Determine the added diagnostic value of cerebrospinal fluid (CSF) biomarkers for differential dementia diagnosis as compared to autopsy-confirmed diagnosis.
Seventy-one dementia patients with autopsy-confirmed diagnoses were included in this study. All neuropathological diagnoses were established according to standard neuropathological criteria and consisted of Alzheimer's disease (AD) or other dementias (NONAD). CSF levels of Aβ1 - 42, T-tau, and P-tau181 were determined and interpreted based on the IWG-2 and NIA-AA criteria, separately. A panel of three neurologists experienced with dementia made clinical consensus dementia diagnoses. Clinical and CSF biomarker diagnoses were compared to the autopsy-confirmed diagnoses.
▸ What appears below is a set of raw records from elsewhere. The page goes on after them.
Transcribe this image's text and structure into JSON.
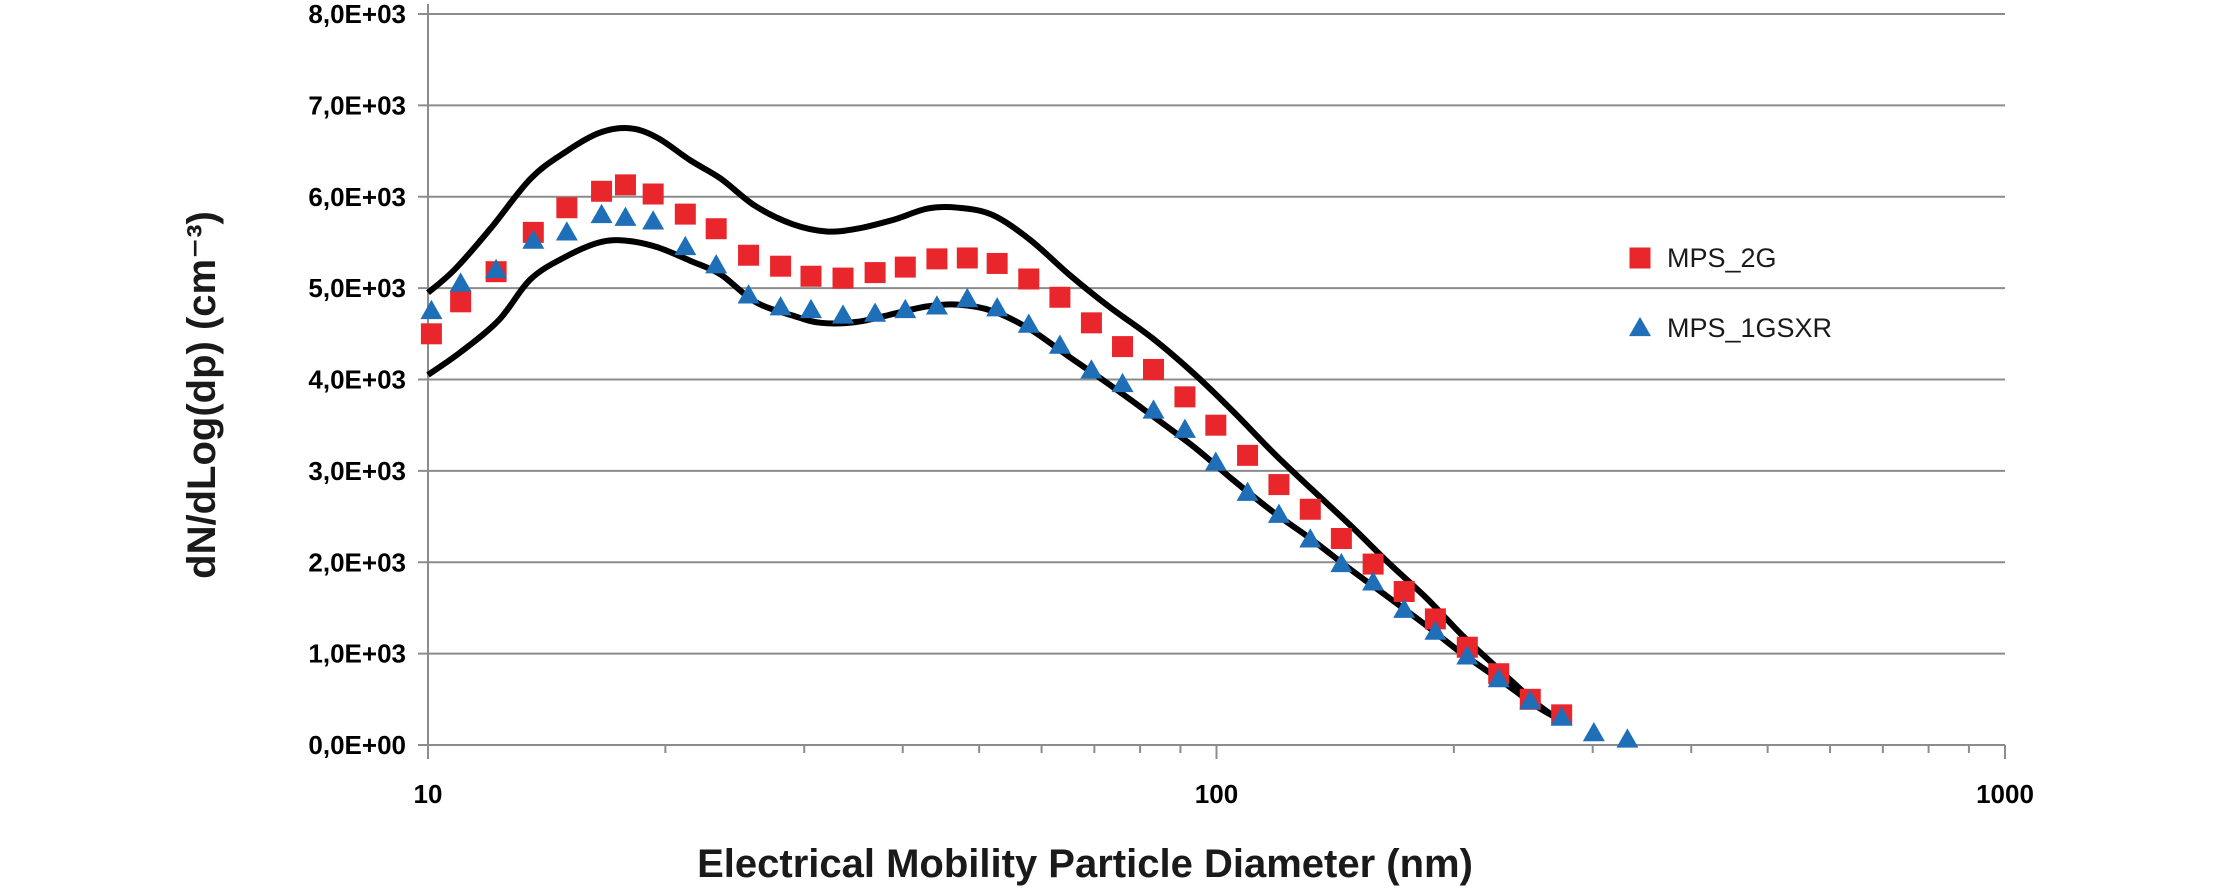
{
  "chart_data": {
    "type": "scatter",
    "title": "",
    "xlabel": "Electrical Mobility Particle Diameter (nm)",
    "ylabel": "dN/dLog(dp) (cm⁻³)",
    "x_scale": "log",
    "xlim": [
      10,
      1000
    ],
    "ylim": [
      0,
      8000
    ],
    "grid": "horizontal",
    "legend_position": "right",
    "x_ticks": [
      {
        "value": 10,
        "label": "10"
      },
      {
        "value": 100,
        "label": "100"
      },
      {
        "value": 1000,
        "label": "1000"
      }
    ],
    "y_ticks": [
      {
        "value": 0,
        "label": "0,0E+00"
      },
      {
        "value": 1000,
        "label": "1,0E+03"
      },
      {
        "value": 2000,
        "label": "2,0E+03"
      },
      {
        "value": 3000,
        "label": "3,0E+03"
      },
      {
        "value": 4000,
        "label": "4,0E+03"
      },
      {
        "value": 5000,
        "label": "5,0E+03"
      },
      {
        "value": 6000,
        "label": "6,0E+03"
      },
      {
        "value": 7000,
        "label": "7,0E+03"
      },
      {
        "value": 8000,
        "label": "8,0E+03"
      }
    ],
    "series": [
      {
        "name": "MPS_2G",
        "marker": "square",
        "color": "#e8262b",
        "points": [
          [
            10.1,
            4500
          ],
          [
            11.0,
            4850
          ],
          [
            12.2,
            5180
          ],
          [
            13.6,
            5610
          ],
          [
            15.0,
            5880
          ],
          [
            16.6,
            6060
          ],
          [
            17.8,
            6130
          ],
          [
            19.3,
            6030
          ],
          [
            21.2,
            5810
          ],
          [
            23.2,
            5650
          ],
          [
            25.5,
            5360
          ],
          [
            28.0,
            5240
          ],
          [
            30.6,
            5130
          ],
          [
            33.6,
            5110
          ],
          [
            36.9,
            5170
          ],
          [
            40.3,
            5230
          ],
          [
            44.2,
            5320
          ],
          [
            48.3,
            5330
          ],
          [
            52.7,
            5270
          ],
          [
            57.8,
            5100
          ],
          [
            63.3,
            4900
          ],
          [
            69.4,
            4620
          ],
          [
            76.0,
            4360
          ],
          [
            83.2,
            4110
          ],
          [
            91.2,
            3810
          ],
          [
            99.8,
            3500
          ],
          [
            109.5,
            3170
          ],
          [
            120.0,
            2850
          ],
          [
            131.5,
            2580
          ],
          [
            144.0,
            2260
          ],
          [
            158.0,
            1980
          ],
          [
            173.0,
            1680
          ],
          [
            189.5,
            1380
          ],
          [
            208.0,
            1070
          ],
          [
            228.0,
            780
          ],
          [
            250.0,
            500
          ],
          [
            274.0,
            330
          ]
        ]
      },
      {
        "name": "MPS_1GSXR",
        "marker": "triangle",
        "color": "#1f6fb8",
        "points": [
          [
            10.1,
            4750
          ],
          [
            11.0,
            5050
          ],
          [
            12.2,
            5200
          ],
          [
            13.6,
            5520
          ],
          [
            15.0,
            5610
          ],
          [
            16.6,
            5800
          ],
          [
            17.8,
            5770
          ],
          [
            19.3,
            5730
          ],
          [
            21.2,
            5450
          ],
          [
            23.2,
            5250
          ],
          [
            25.5,
            4920
          ],
          [
            28.0,
            4790
          ],
          [
            30.6,
            4760
          ],
          [
            33.6,
            4700
          ],
          [
            36.9,
            4720
          ],
          [
            40.3,
            4760
          ],
          [
            44.2,
            4800
          ],
          [
            48.3,
            4880
          ],
          [
            52.7,
            4780
          ],
          [
            57.8,
            4600
          ],
          [
            63.3,
            4370
          ],
          [
            69.4,
            4100
          ],
          [
            76.0,
            3950
          ],
          [
            83.2,
            3660
          ],
          [
            91.2,
            3450
          ],
          [
            99.8,
            3090
          ],
          [
            109.5,
            2760
          ],
          [
            120.0,
            2520
          ],
          [
            131.5,
            2250
          ],
          [
            144.0,
            1980
          ],
          [
            158.0,
            1780
          ],
          [
            173.0,
            1480
          ],
          [
            189.5,
            1240
          ],
          [
            208.0,
            970
          ],
          [
            228.0,
            720
          ],
          [
            250.0,
            480
          ],
          [
            274.0,
            300
          ],
          [
            301.0,
            130
          ],
          [
            332.0,
            60
          ]
        ]
      }
    ],
    "envelope_lines": [
      {
        "color": "#000000",
        "points": [
          [
            10.0,
            4950
          ],
          [
            10.8,
            5200
          ],
          [
            12.0,
            5650
          ],
          [
            13.5,
            6200
          ],
          [
            15.0,
            6500
          ],
          [
            16.5,
            6700
          ],
          [
            18.0,
            6750
          ],
          [
            19.5,
            6650
          ],
          [
            21.5,
            6400
          ],
          [
            23.5,
            6200
          ],
          [
            26.0,
            5900
          ],
          [
            29.0,
            5700
          ],
          [
            32.0,
            5620
          ],
          [
            35.0,
            5650
          ],
          [
            39.0,
            5750
          ],
          [
            43.0,
            5870
          ],
          [
            47.0,
            5880
          ],
          [
            52.0,
            5800
          ],
          [
            58.0,
            5530
          ],
          [
            65.0,
            5150
          ],
          [
            73.0,
            4800
          ],
          [
            83.0,
            4450
          ],
          [
            94.0,
            4050
          ],
          [
            105.0,
            3650
          ],
          [
            118.0,
            3200
          ],
          [
            132.0,
            2800
          ],
          [
            148.0,
            2400
          ],
          [
            165.0,
            2000
          ],
          [
            185.0,
            1600
          ],
          [
            205.0,
            1200
          ],
          [
            230.0,
            800
          ],
          [
            255.0,
            450
          ],
          [
            275.0,
            250
          ]
        ]
      },
      {
        "color": "#000000",
        "points": [
          [
            10.0,
            4050
          ],
          [
            11.0,
            4300
          ],
          [
            12.3,
            4650
          ],
          [
            13.5,
            5100
          ],
          [
            15.0,
            5350
          ],
          [
            16.5,
            5500
          ],
          [
            17.8,
            5520
          ],
          [
            19.5,
            5450
          ],
          [
            21.5,
            5300
          ],
          [
            23.5,
            5150
          ],
          [
            26.0,
            4850
          ],
          [
            29.0,
            4700
          ],
          [
            31.5,
            4620
          ],
          [
            35.0,
            4630
          ],
          [
            39.0,
            4720
          ],
          [
            43.0,
            4800
          ],
          [
            47.0,
            4820
          ],
          [
            52.0,
            4750
          ],
          [
            58.0,
            4550
          ],
          [
            65.0,
            4250
          ],
          [
            73.0,
            3950
          ],
          [
            83.0,
            3600
          ],
          [
            94.0,
            3250
          ],
          [
            105.0,
            2900
          ],
          [
            118.0,
            2550
          ],
          [
            132.0,
            2250
          ],
          [
            148.0,
            1920
          ],
          [
            165.0,
            1620
          ],
          [
            185.0,
            1300
          ],
          [
            205.0,
            1000
          ],
          [
            230.0,
            700
          ],
          [
            255.0,
            420
          ],
          [
            275.0,
            260
          ]
        ]
      }
    ]
  }
}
Forty-two patients (59%) had autopsy-confirmed AD, whereas 29 patients (41%) had autopsy-confirmed NONAD. Of the 24 patients with an ambiguous clinical dementia diagnosis, a correct diagnosis would have been established in 67% of the cases applying CSF biomarkers in the context of the IWG-2 or the NIA-AA criteria respectively.
AD CSF biomarkers have an added diagnostic value in differential dementia diagnosis and can help establishing a correct dementia diagnosis in case of ambiguous clinical dementia diagnoses.
由于临床特征重叠,鉴别痴呆诊断仍然具有挑战性,这往往导致诊断上的疑问。
与尸检证实的诊断相比,确定脑脊液(CSF)生物标志物在鉴别痴呆诊断中的附加诊断价值。
本研究纳入了 71 例经尸检证实的痴呆患者。所有神经病理学诊断均根据标准神经病理学标准确定,包括阿尔茨海默病(AD)或其他痴呆(NONAD)。根据 IWG-2 和 NIA-AA 标准,分别测定并解释 CSF 中 Aβ1-42、T-tau 和 P-tau181 的水平。一组三位具有痴呆经验的神经科医生做出了临床共识痴呆诊断。将临床和 CSF 生物标志物诊断与尸检证实的诊断进行比较。
42 例患者(59%)经尸检证实为 AD,29 例患者(41%)经尸检证实为 NONAD。在 24 例临床痴呆诊断不明确的患者中,如果分别应用 IWG-2 或 NIA-AA 标准中的 CSF 生物标志物,有 67%的病例可以明确诊断。
AD CSF 生物标志物在鉴别痴呆诊断中有附加的诊断价值,并有助于在临床痴呆诊断不明确的情况下建立正确的痴呆诊断。